C'est Nadia qui explique :

— Au Québec, la procédure appartient plutôt au Common Law et ce qu'ils ont écrit en français est une traduction littérale de l'anglais en faisant référence à une action de représentation dans laquelle le demandeur principal n'agit pas au nom et pour le compte des victimes comme le voudrait la conception continentale.

Sacha Hauteville sort, lui, un vieux livre d'un juriste-linguiste de Montréal :

— J'ai vérifié, en anglais, un représentant légal est un détenteur de droit, ce que l'on appelle un ayant-droit sur le continent, et non pas quelqu'un qui se contente d'agir pour les autres.
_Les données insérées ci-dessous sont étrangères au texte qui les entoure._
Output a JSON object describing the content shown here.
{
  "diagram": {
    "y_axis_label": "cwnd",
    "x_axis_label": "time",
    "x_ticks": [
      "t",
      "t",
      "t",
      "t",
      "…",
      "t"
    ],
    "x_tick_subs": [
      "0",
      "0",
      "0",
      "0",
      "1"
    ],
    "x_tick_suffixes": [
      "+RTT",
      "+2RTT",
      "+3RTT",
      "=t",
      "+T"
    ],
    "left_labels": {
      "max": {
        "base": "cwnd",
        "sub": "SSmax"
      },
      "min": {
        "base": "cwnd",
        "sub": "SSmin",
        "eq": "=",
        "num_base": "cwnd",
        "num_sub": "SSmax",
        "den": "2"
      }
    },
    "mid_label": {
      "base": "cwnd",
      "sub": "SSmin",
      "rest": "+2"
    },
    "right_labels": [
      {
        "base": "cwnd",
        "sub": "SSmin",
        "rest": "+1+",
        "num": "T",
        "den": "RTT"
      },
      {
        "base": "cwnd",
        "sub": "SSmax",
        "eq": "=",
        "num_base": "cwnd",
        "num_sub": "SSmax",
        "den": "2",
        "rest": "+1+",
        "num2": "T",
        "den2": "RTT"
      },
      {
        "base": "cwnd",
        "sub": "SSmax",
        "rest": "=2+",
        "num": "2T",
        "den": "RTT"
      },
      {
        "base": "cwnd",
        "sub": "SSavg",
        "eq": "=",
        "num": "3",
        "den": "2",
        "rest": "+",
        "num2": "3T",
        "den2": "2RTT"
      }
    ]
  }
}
Le terme de représentation en anglais juridique est donc bien, en tous les cas partiellement, un faux ami et ne doit pas être traduit par représentation en français dans notre cas.

— Le niveau d’argumentation est très élevé aujourd'hui, conclut le président sans suivre immédiatement la position de Philippe, contrairement à ce qu’il lui avait annoncé, je crois que la question théorique concernant la nature juridique de l’action de groupe — représentation en anglais et substitution en français — est résolue. Il y a bien un problème sémantique. Il ne s’ensuit pas nécessairement que l’on doive négocier à hauteur de 450 millions, ce qui serait probablement la fin de la holding. Je ne cesserai pas d'être riche, ainsi que mes descendants, mais notre projet d'entreprise serait terminé. J’ai besoin de quelques jours de réflexion.

Seul à seul après la réunion, Philippe redemande au président pourquoi il ne l’a pas suivi. — C’est la décision la plus grave de ma vie et ton avis est entouré de zone d’ombre. Qu’est- ce que cette crypte en toi dont m’a parlé le psy de Birmingham ?

— Mais cela n’a rien à voir !

— Qui est cette théologienne qui t’a conduit à changer d’avis et a recommandé une somme si élevée ?

— Claude Clabéroni, elle est un peu bizarre, je le reconnais, mais elle n’a pas pu manipuler les circonstances.

— En es-tu bien certain ?

— Je ne sais plus rien, je reconnais qu’il me faudrait moi aussi quelques jours pour comprendre certaines choses sur ma vie afin d’être bien certain qu’elles n’interfèrent pas dans mon raisonnement.

Les carnets de sœur Eva lui ont apporté sur un plateau la réponse théorique à la question que lui posait Jacques de Saint M’Hervé. Cependant, cela ne l’éclaire pas sur ses problèmes plus personnels : pourquoi et comment sa grand-mère est-elle morte ? quel est le rapport avec l’insigne du Cabazor qu’elle lui a remis ? pourquoi son voisin est-il mort avec, gravé sur sa poitrine, le mot Kabazor ? Seule sa cousine Jeanne pourrait l’aider à comprendre.